A horn beeped twice out front, interrupting me.

“Oh! That’s Penelope, picking me up for the town council meeting.” Mom patted my cheek. “Can we talk later, son?”

I nodded, feeling that same sense of disappointment churning in my gut. That was the way it always was. My parents didn’t have time for me, and on the off chance they did, it was to tell me all the ways I hadn’t lived up to the Bennett name.

She beamed at me and dammit if my traitor heart didn’t lift a little at seeing that smile aimed my way. “Make sure you lock up, would you?”

I nodded again and she was off, the front door clicking behind her and the grandfather clock marking my time alone in this house. Looking around, I took in the antique tables without a speck of dust on their surfaces and the framed pictures of my parents with famous politicians on the mantle. Not one of those pictures held my smiling face. Or my more usually frowning face for that matter. According to the pictures on display, I didn’t exist. Self-loathing mixed with the disappointment and I had the cocktail I always got served when I visited my parents. Or tried to visit, rather.

Then Hazel’s excited face hit my brain and a ribbon of positive energy made me stand taller.
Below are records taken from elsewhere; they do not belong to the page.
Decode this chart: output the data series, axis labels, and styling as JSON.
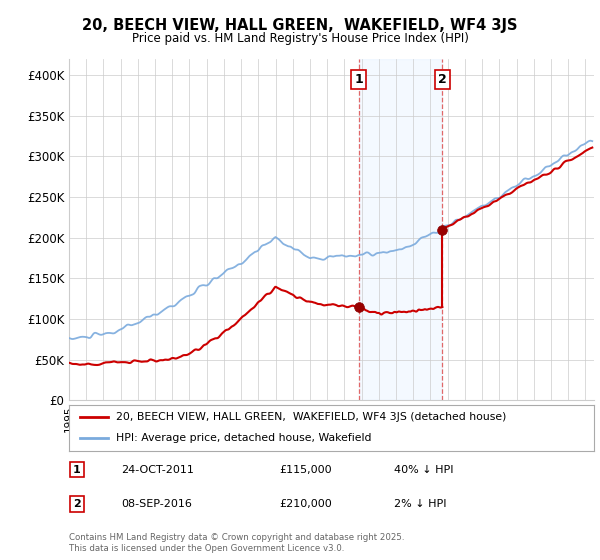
{
  "title": "20, BEECH VIEW, HALL GREEN,  WAKEFIELD, WF4 3JS",
  "subtitle": "Price paid vs. HM Land Registry's House Price Index (HPI)",
  "ylabel_ticks": [
    "£0",
    "£50K",
    "£100K",
    "£150K",
    "£200K",
    "£250K",
    "£300K",
    "£350K",
    "£400K"
  ],
  "ytick_values": [
    0,
    50000,
    100000,
    150000,
    200000,
    250000,
    300000,
    350000,
    400000
  ],
  "ylim": [
    0,
    420000
  ],
  "xlim_start": 1995.0,
  "xlim_end": 2025.5,
  "purchase1": {
    "date": "24-OCT-2011",
    "price": 115000,
    "label": "1",
    "year": 2011.82,
    "hpi_pct": "40% ↓ HPI"
  },
  "purchase2": {
    "date": "08-SEP-2016",
    "price": 210000,
    "label": "2",
    "year": 2016.69,
    "hpi_pct": "2% ↓ HPI"
  },
  "legend_line1": "20, BEECH VIEW, HALL GREEN,  WAKEFIELD, WF4 3JS (detached house)",
  "legend_line2": "HPI: Average price, detached house, Wakefield",
  "footer": "Contains HM Land Registry data © Crown copyright and database right 2025.\nThis data is licensed under the Open Government Licence v3.0.",
  "line_color_red": "#cc0000",
  "line_color_blue": "#7aaadd",
  "dot_color_red": "#990000",
  "shading_color": "#ddeeff",
  "grid_color": "#cccccc",
  "bg_color": "#ffffff"
}
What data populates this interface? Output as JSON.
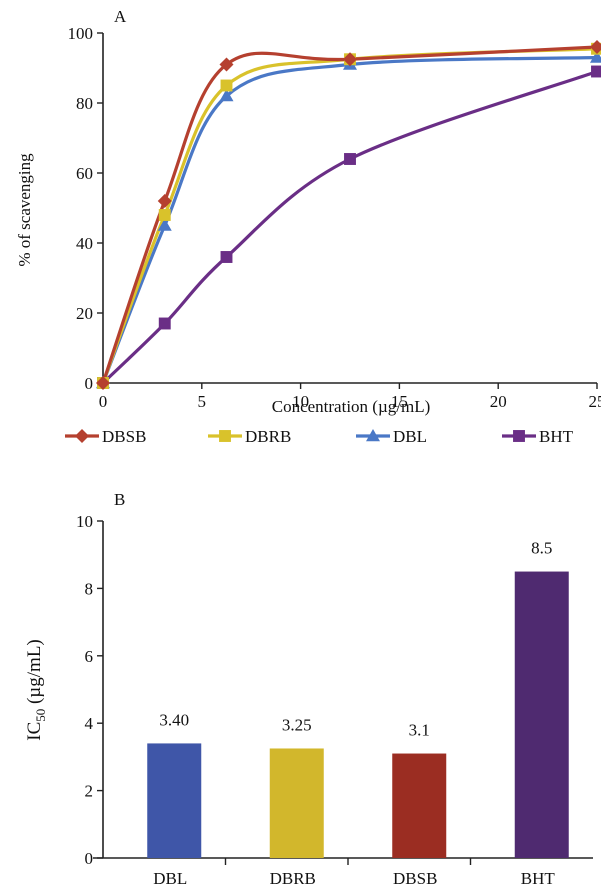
{
  "chart_data": [
    {
      "type": "line",
      "panel_label": "A",
      "xlabel": "Concentration (µg/mL)",
      "ylabel": "% of scavenging",
      "xlim": [
        0,
        25
      ],
      "ylim": [
        0,
        100
      ],
      "x_ticks": [
        0,
        5,
        10,
        15,
        20,
        25
      ],
      "y_ticks": [
        0,
        20,
        40,
        60,
        80,
        100
      ],
      "legend_position": "bottom",
      "series": [
        {
          "name": "DBSB",
          "color": "#b5402f",
          "marker": "diamond",
          "x": [
            0,
            3.125,
            6.25,
            12.5,
            25
          ],
          "y": [
            0,
            52,
            91,
            92.5,
            96
          ]
        },
        {
          "name": "DBRB",
          "color": "#d9c22b",
          "marker": "square",
          "x": [
            0,
            3.125,
            6.25,
            12.5,
            25
          ],
          "y": [
            0,
            48,
            85,
            92.5,
            95.5
          ]
        },
        {
          "name": "DBL",
          "color": "#4a78c6",
          "marker": "triangle",
          "x": [
            0,
            3.125,
            6.25,
            12.5,
            25
          ],
          "y": [
            0,
            45,
            82,
            91,
            93
          ]
        },
        {
          "name": "BHT",
          "color": "#6a2e86",
          "marker": "square",
          "x": [
            0,
            3.125,
            6.25,
            12.5,
            25
          ],
          "y": [
            0,
            17,
            36,
            64,
            89
          ]
        }
      ]
    },
    {
      "type": "bar",
      "panel_label": "B",
      "ylabel_main": "IC",
      "ylabel_sub": "50",
      "ylabel_unit": " (µg/mL)",
      "ylim": [
        0,
        10
      ],
      "y_ticks": [
        0,
        2,
        4,
        6,
        8,
        10
      ],
      "categories": [
        "DBL",
        "DBRB",
        "DBSB",
        "BHT"
      ],
      "values": [
        3.4,
        3.25,
        3.1,
        8.5
      ],
      "value_labels": [
        "3.40",
        "3.25",
        "3.1",
        "8.5"
      ],
      "colors": [
        "#3f56a8",
        "#d2b72c",
        "#9b2d22",
        "#4f2a70"
      ]
    }
  ]
}
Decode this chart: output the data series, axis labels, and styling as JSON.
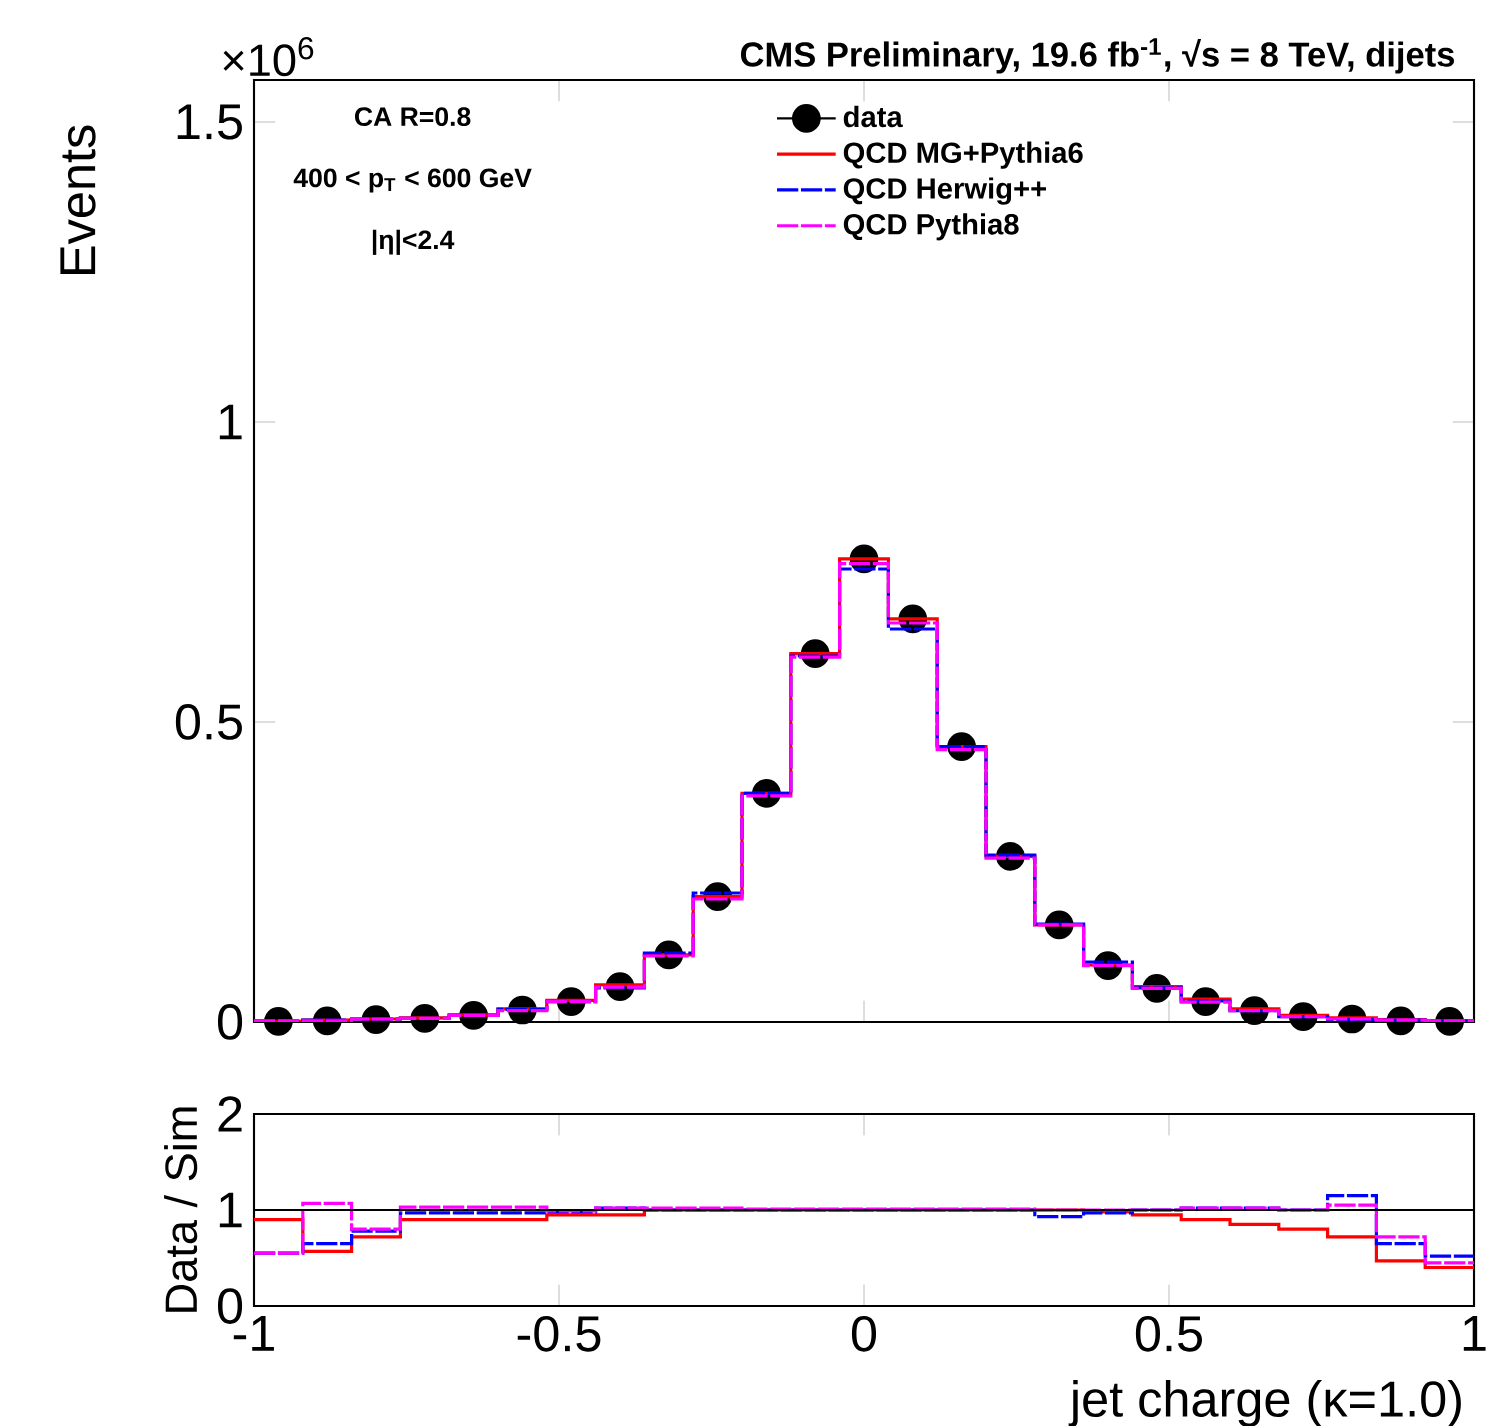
{
  "chart_data": [
    {
      "type": "histogram",
      "title": "CMS Preliminary, 19.6 fb$^{-1}$, √s = 8 TeV, dijets",
      "ylabel": "Events",
      "annotations": [
        "×10$^{6}$",
        "CA R=0.8",
        "400 < p$_{T}$ < 600 GeV",
        "|η|<2.4"
      ],
      "bins": [
        -1,
        -0.92,
        -0.84,
        -0.76,
        -0.68,
        -0.6,
        -0.52,
        -0.44,
        -0.36,
        -0.28,
        -0.2,
        -0.12,
        -0.04,
        0.04,
        0.12,
        0.2,
        0.28,
        0.36,
        0.44,
        0.52,
        0.6,
        0.68,
        0.76,
        0.84,
        0.92,
        1
      ],
      "series": [
        {
          "name": "data",
          "type": "scatter",
          "color": "#000000",
          "marker": "circle",
          "x": [
            -0.96,
            -0.88,
            -0.8,
            -0.72,
            -0.64,
            -0.56,
            -0.48,
            -0.4,
            -0.32,
            -0.24,
            -0.16,
            -0.08,
            0,
            0.08,
            0.16,
            0.24,
            0.32,
            0.4,
            0.48,
            0.56,
            0.64,
            0.72,
            0.8,
            0.88,
            0.96
          ],
          "values": [
            0.001,
            0.002,
            0.004,
            0.006,
            0.011,
            0.02,
            0.034,
            0.059,
            0.112,
            0.209,
            0.381,
            0.614,
            0.772,
            0.672,
            0.459,
            0.276,
            0.162,
            0.094,
            0.056,
            0.034,
            0.019,
            0.009,
            0.005,
            0.002,
            0.001
          ]
        },
        {
          "name": "QCD MG+Pythia6",
          "color": "#ff0000",
          "line_style": "solid",
          "values": [
            0.001,
            0.003,
            0.005,
            0.007,
            0.012,
            0.022,
            0.036,
            0.062,
            0.112,
            0.209,
            0.381,
            0.614,
            0.772,
            0.672,
            0.459,
            0.276,
            0.162,
            0.095,
            0.059,
            0.038,
            0.022,
            0.011,
            0.007,
            0.004,
            0.002
          ]
        },
        {
          "name": "QCD Herwig++",
          "color": "#0000ff",
          "line_style": "dashed",
          "values": [
            0.002,
            0.003,
            0.005,
            0.006,
            0.011,
            0.021,
            0.034,
            0.057,
            0.115,
            0.215,
            0.381,
            0.61,
            0.755,
            0.655,
            0.459,
            0.278,
            0.163,
            0.1,
            0.057,
            0.035,
            0.019,
            0.009,
            0.004,
            0.003,
            0.002
          ]
        },
        {
          "name": "QCD Pythia8",
          "color": "#ff00ff",
          "line_style": "dashed",
          "values": [
            0.002,
            0.002,
            0.005,
            0.006,
            0.011,
            0.019,
            0.034,
            0.058,
            0.11,
            0.205,
            0.377,
            0.608,
            0.764,
            0.665,
            0.454,
            0.273,
            0.162,
            0.094,
            0.056,
            0.033,
            0.019,
            0.009,
            0.005,
            0.003,
            0.002
          ]
        }
      ],
      "xlim": [
        -1,
        1
      ],
      "xticks": [
        -1,
        -0.5,
        0,
        0.5,
        1
      ],
      "ylim": [
        0,
        1.57
      ],
      "yticks": [
        0,
        0.5,
        1,
        1.5
      ],
      "tick_labels": "y",
      "legend": "top"
    },
    {
      "type": "histogram",
      "xlabel": "jet charge (κ=1.0)",
      "ylabel": "Data / Sim",
      "bins": [
        -1,
        -0.92,
        -0.84,
        -0.76,
        -0.68,
        -0.6,
        -0.52,
        -0.44,
        -0.36,
        -0.28,
        -0.2,
        -0.12,
        -0.04,
        0.04,
        0.12,
        0.2,
        0.28,
        0.36,
        0.44,
        0.52,
        0.6,
        0.68,
        0.76,
        0.84,
        0.92,
        1
      ],
      "series": [
        {
          "color": "#ff0000",
          "line_style": "solid",
          "values": [
            0.9,
            0.57,
            0.72,
            0.9,
            0.9,
            0.9,
            0.95,
            0.95,
            1,
            1,
            1,
            1,
            1,
            1,
            1,
            1,
            1,
            0.98,
            0.95,
            0.9,
            0.85,
            0.8,
            0.72,
            0.47,
            0.4
          ]
        },
        {
          "color": "#0000ff",
          "line_style": "dashed",
          "values": [
            0.55,
            0.65,
            0.78,
            0.97,
            0.97,
            0.97,
            0.98,
            1.02,
            1,
            1,
            1,
            1,
            1,
            1,
            1,
            1,
            0.93,
            0.97,
            1,
            1.02,
            1.02,
            1,
            1.15,
            0.65,
            0.52
          ]
        },
        {
          "color": "#ff00ff",
          "line_style": "dashed",
          "values": [
            0.55,
            1.07,
            0.8,
            1.03,
            1.03,
            1.03,
            0.99,
            1.02,
            1.02,
            1.02,
            1.01,
            1.01,
            1.01,
            1.01,
            1.01,
            1.01,
            1,
            1,
            1,
            1.02,
            1.02,
            1,
            1.05,
            0.72,
            0.45
          ]
        }
      ],
      "ref_lines": [
        {
          "axis": "y",
          "value": 1
        }
      ],
      "xlim": [
        -1,
        1
      ],
      "xticks": [
        -1,
        -0.5,
        0,
        0.5,
        1
      ],
      "ylim": [
        0,
        2
      ],
      "yticks": [
        0,
        1,
        2
      ]
    }
  ]
}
I didn’t want to let her down. Hell, I didn’t want to let myself down. I’d done that enough to last a lifetime. I rushed down the hallway to Dad’s home office, ignoring the expensive paintings on the wall, or my bedroom they’d turned into an exercise room the day after I moved out.

The door was unlocked, which to me meant an open invitation to explore. It wasn’t really breaking and entering when your mom let you in and the doors were all unlocked, right? The heavy maple desk sat in its familiar location, the dark leather chair as imposing with my dad in it or not. A faint whiff of cigar smoke still permeated the air. I rolled my eyes. What a fucking cliché he was.